Saturday, November 26, 2016


Holiday meals go better with pickles! Something tangy to prickle the taste buds and contrast with rich foods. I like to make small batches of pickles and relishes and keep them in the fridge, ready to accompany a special dinner.

Pickled onions and marinated mushrooms are good accompaniments to a selection of pâtés.

The mango chutney I made a few weeks ago was the perfect foil for turkey sandwiches. Thinking ahead to a drinks party—wine, cheese and pâté—I’m fixing some new pickled vegetables to go with it. One is marinated mushrooms. The other, scarlet-pickled onions, will also look festive with Christmas menus.

Pickled oyster mushrooms in the center and two kinds of pickled onions. These are not true conserves, meant for long keeping, but small-batch pickles to keep in the fridge for several weeks.

Bright flavors and colors provide contrast for holiday meals.

Mushrooms marinate with garlic, peppers, onion and herbs.

Red beets color the small onions.

Pickled Mushrooms
Setas en Escabeche

Pickled mushrooms go with grilled foods and make a tangy addition to salads.

Country folk who forage for wild mushrooms have various ways of preserving them, by drying, by pickling. This recipe is not a real preserve, but it keeps well, refrigerated, for up to 2 weeks. Spoon the marinated mushrooms over grilled steak or add them to salads or soup.

Oyster mushrooms work especially well, but you can use any variety of wild or cultivated mushroom. Slice or pull apart large ones.

1 pound oyster mushrooms
¼ onion, sliced from stem to root
2 cloves garlic, slivered
¼ cup slivered red bell pepper
1-inch piece of dried red chile
Strip of lemon zest
1/8 teaspoon black peppercorns
1/8 teaspoon dried thyme
Pinch celery seeds
1 bay leaf
¼ cup extra virgin olive oil
¼ cup Sherry vinegar
2 teaspoons salt

Wipe the mushrooms to clean off any soil. Trim away hard stems. Cut large ones into 2 or 3 pieces.

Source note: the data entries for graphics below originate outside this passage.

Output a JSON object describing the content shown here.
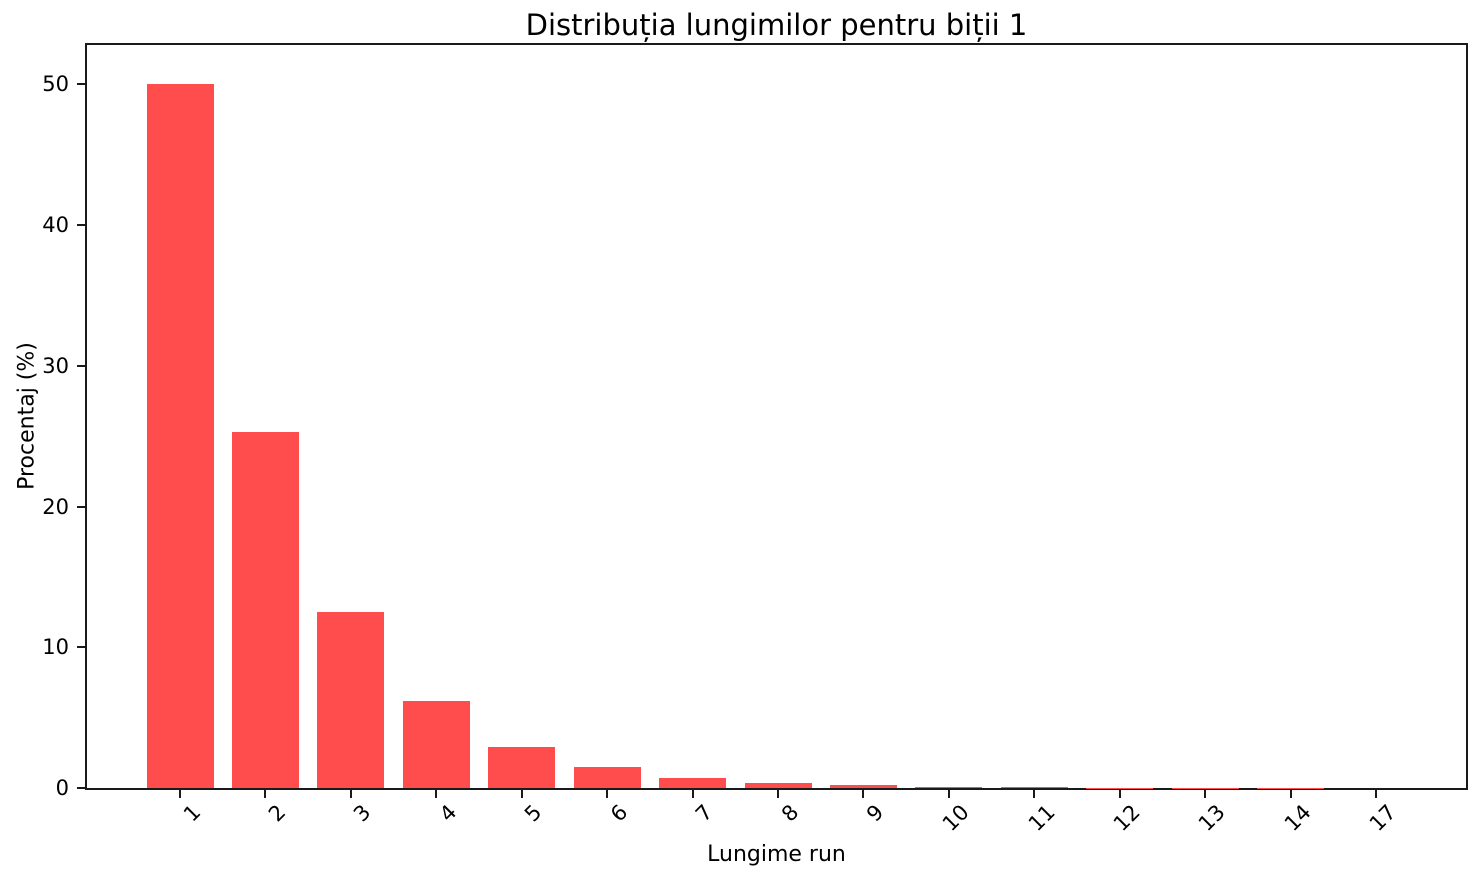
{
  "chart_data": {
    "type": "bar",
    "title": "Distribuția lungimilor pentru biții 1",
    "xlabel": "Lungime run",
    "ylabel": "Procentaj (%)",
    "categories": [
      "1",
      "2",
      "3",
      "4",
      "5",
      "6",
      "7",
      "8",
      "9",
      "10",
      "11",
      "12",
      "13",
      "14",
      "17"
    ],
    "values": [
      50.0,
      25.3,
      12.5,
      6.2,
      2.9,
      1.5,
      0.7,
      0.35,
      0.2,
      0.1,
      0.05,
      0.03,
      0.02,
      0.01,
      0.005
    ],
    "yticks": [
      0,
      10,
      20,
      30,
      40,
      50
    ],
    "ylim": [
      0,
      52.8
    ],
    "grid": false,
    "legend": null,
    "x_tick_rotation": 45,
    "bar_color": "#ff4d4d",
    "background_color": "#ffffff",
    "spine_color": "#1a1a1a",
    "text_color": "#000000"
  }
}
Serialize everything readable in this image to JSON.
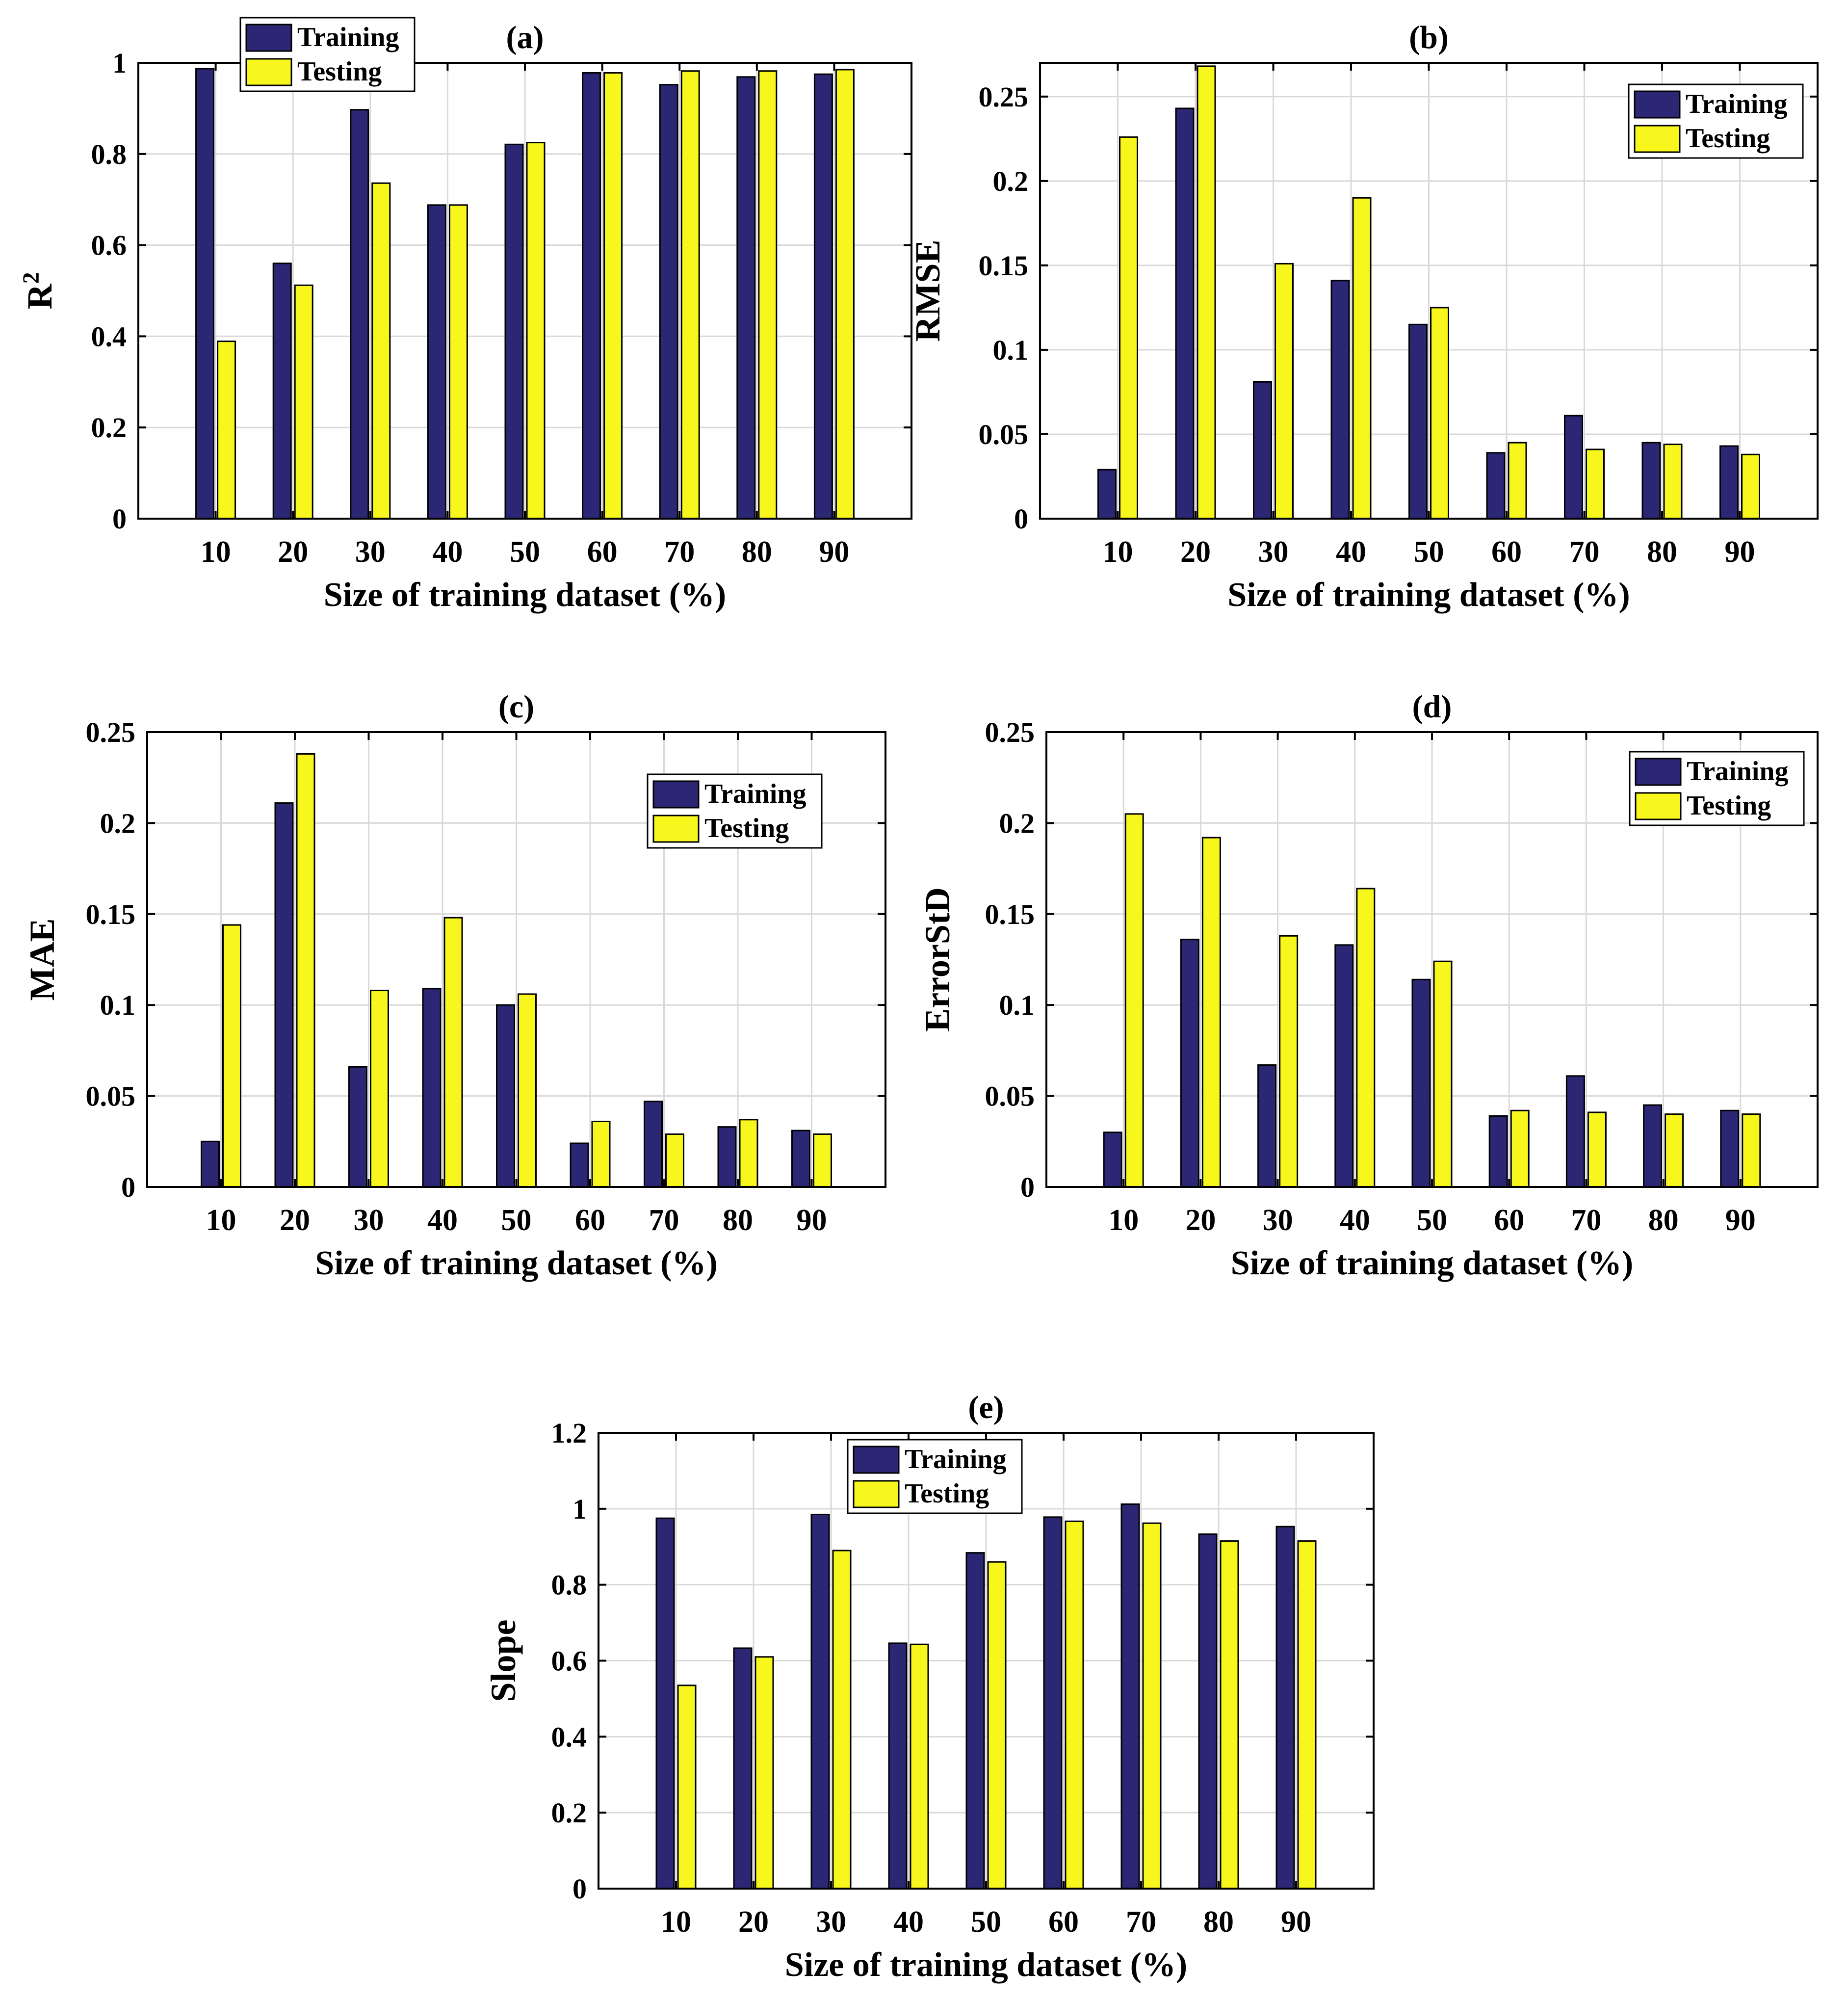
{
  "colors": {
    "training": "#2b2775",
    "testing": "#f7f71e",
    "grid": "#d9d9d9",
    "axis": "#000000"
  },
  "chart_data": [
    {
      "type": "bar",
      "title": "(a)",
      "xlabel": "Size of training dataset (%)",
      "ylabel": "R",
      "ylabel_sup": "2",
      "categories": [
        "10",
        "20",
        "30",
        "40",
        "50",
        "60",
        "70",
        "80",
        "90"
      ],
      "ylim": [
        0,
        1
      ],
      "yticks": [
        0,
        0.2,
        0.4,
        0.6,
        0.8,
        1
      ],
      "ytick_labels": [
        "0",
        "0.2",
        "0.4",
        "0.6",
        "0.8",
        "1"
      ],
      "legend_position": "top-left",
      "series": [
        {
          "name": "Training",
          "values": [
            0.987,
            0.56,
            0.897,
            0.688,
            0.821,
            0.978,
            0.952,
            0.969,
            0.975
          ]
        },
        {
          "name": "Testing",
          "values": [
            0.389,
            0.512,
            0.736,
            0.688,
            0.825,
            0.978,
            0.982,
            0.982,
            0.985
          ]
        }
      ]
    },
    {
      "type": "bar",
      "title": "(b)",
      "xlabel": "Size of training dataset (%)",
      "ylabel": "RMSE",
      "categories": [
        "10",
        "20",
        "30",
        "40",
        "50",
        "60",
        "70",
        "80",
        "90"
      ],
      "ylim": [
        0,
        0.27
      ],
      "yticks": [
        0,
        0.05,
        0.1,
        0.15,
        0.2,
        0.25
      ],
      "ytick_labels": [
        "0",
        "0.05",
        "0.1",
        "0.15",
        "0.2",
        "0.25"
      ],
      "legend_position": "top-right",
      "series": [
        {
          "name": "Training",
          "values": [
            0.029,
            0.243,
            0.081,
            0.141,
            0.115,
            0.039,
            0.061,
            0.045,
            0.043
          ]
        },
        {
          "name": "Testing",
          "values": [
            0.226,
            0.268,
            0.151,
            0.19,
            0.125,
            0.045,
            0.041,
            0.044,
            0.038
          ]
        }
      ]
    },
    {
      "type": "bar",
      "title": "(c)",
      "xlabel": "Size of training dataset (%)",
      "ylabel": "MAE",
      "categories": [
        "10",
        "20",
        "30",
        "40",
        "50",
        "60",
        "70",
        "80",
        "90"
      ],
      "ylim": [
        0,
        0.25
      ],
      "yticks": [
        0,
        0.05,
        0.1,
        0.15,
        0.2,
        0.25
      ],
      "ytick_labels": [
        "0",
        "0.05",
        "0.1",
        "0.15",
        "0.2",
        "0.25"
      ],
      "legend_position": "top-right",
      "series": [
        {
          "name": "Training",
          "values": [
            0.025,
            0.211,
            0.066,
            0.109,
            0.1,
            0.024,
            0.047,
            0.033,
            0.031
          ]
        },
        {
          "name": "Testing",
          "values": [
            0.144,
            0.238,
            0.108,
            0.148,
            0.106,
            0.036,
            0.029,
            0.037,
            0.029
          ]
        }
      ]
    },
    {
      "type": "bar",
      "title": "(d)",
      "xlabel": "Size of training dataset (%)",
      "ylabel": "ErrorStD",
      "categories": [
        "10",
        "20",
        "30",
        "40",
        "50",
        "60",
        "70",
        "80",
        "90"
      ],
      "ylim": [
        0,
        0.25
      ],
      "yticks": [
        0,
        0.05,
        0.1,
        0.15,
        0.2,
        0.25
      ],
      "ytick_labels": [
        "0",
        "0.05",
        "0.1",
        "0.15",
        "0.2",
        "0.25"
      ],
      "legend_position": "top-right",
      "series": [
        {
          "name": "Training",
          "values": [
            0.03,
            0.136,
            0.067,
            0.133,
            0.114,
            0.039,
            0.061,
            0.045,
            0.042
          ]
        },
        {
          "name": "Testing",
          "values": [
            0.205,
            0.192,
            0.138,
            0.164,
            0.124,
            0.042,
            0.041,
            0.04,
            0.04
          ]
        }
      ]
    },
    {
      "type": "bar",
      "title": "(e)",
      "xlabel": "Size of training dataset (%)",
      "ylabel": "Slope",
      "categories": [
        "10",
        "20",
        "30",
        "40",
        "50",
        "60",
        "70",
        "80",
        "90"
      ],
      "ylim": [
        0,
        1.2
      ],
      "yticks": [
        0,
        0.2,
        0.4,
        0.6,
        0.8,
        1,
        1.2
      ],
      "ytick_labels": [
        "0",
        "0.2",
        "0.4",
        "0.6",
        "0.8",
        "1",
        "1.2"
      ],
      "legend_position": "top-left",
      "series": [
        {
          "name": "Training",
          "values": [
            0.975,
            0.633,
            0.985,
            0.646,
            0.884,
            0.978,
            1.012,
            0.933,
            0.953
          ]
        },
        {
          "name": "Testing",
          "values": [
            0.535,
            0.61,
            0.89,
            0.643,
            0.86,
            0.967,
            0.962,
            0.915,
            0.915
          ]
        }
      ]
    }
  ]
}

Place in a pan onion, garlic, bell pepper, chile, lemon zest, peppercorns, thyme, celery seeds, bay, oil, vinegar, salt, and 2 cups of water. Bring to a boil and cook for 5 minutes.

Add the mushrooms to the pan. Bring again to a boil, then simmer, uncovered, about 30 minutes.

Let the mushrooms cool in the liquid 30 minutes. Ladle mushrooms into a glass jar or other non-reactive container. Add enough of the pickling liquid to completely cover them. Cover the container and allow to marinate, refrigerated, at least 24 hours. Keeps up to 2 weeks.

To serve, drain the mushrooms from liquid and serve at room temperature.

Scarlet-Pickled Onions
Cebolletas Escarlatas

Pickles complement rich pâté.

In La Mancha (central Spain) I enjoyed the partridge pâté, a regional specialty. There the pâté usually comes garnished with scarlet-pickled onions. Colored with red beets, the onions make a nice contrast to smooth and unctuous foods such as pâté, but they also add pizzazz to salads or burgers.

Soaking the whole onions in brine makes it easier to slip off the skins—and fewer tears, too.

1 ½ pounds small (1 ½-inch) yellow or white onions (about 32 onions)
1 ½ tablespoons coarse salt
1 medium beet (5 ounces), peeled and quartered
4 cloves
1 cup wine vinegar

Sprinkle the onions with ½ tablespoon salt and cover with water. Let soak for 3 hours. Drain the onions. Peel them, trim root ends, and cut a thin slice off tops.

Place onions in a non-reactive bowl and add water to cover. Sprinkle with ½ tablespoon of salt. Allow the onions to soak for 24 hours. Drain and rinse them.

Combine in a saucepan the remaining ½ tablespoon salt, quartered beet, cloves, vinegar, and 2 ½ cups water. Bring to a boil and cook 5 minutes. Add the onions and cook gently for 10 minutes.

Skim out the beets and reserve them for another use.

Ladle the onions into sterile jars and pour the pickling liquid over them. Allow the jars to cool.

Refrigerate the jars of pickled onions. The onions are ready to eat in 5 days. They keep, refrigerated, up to 3 months.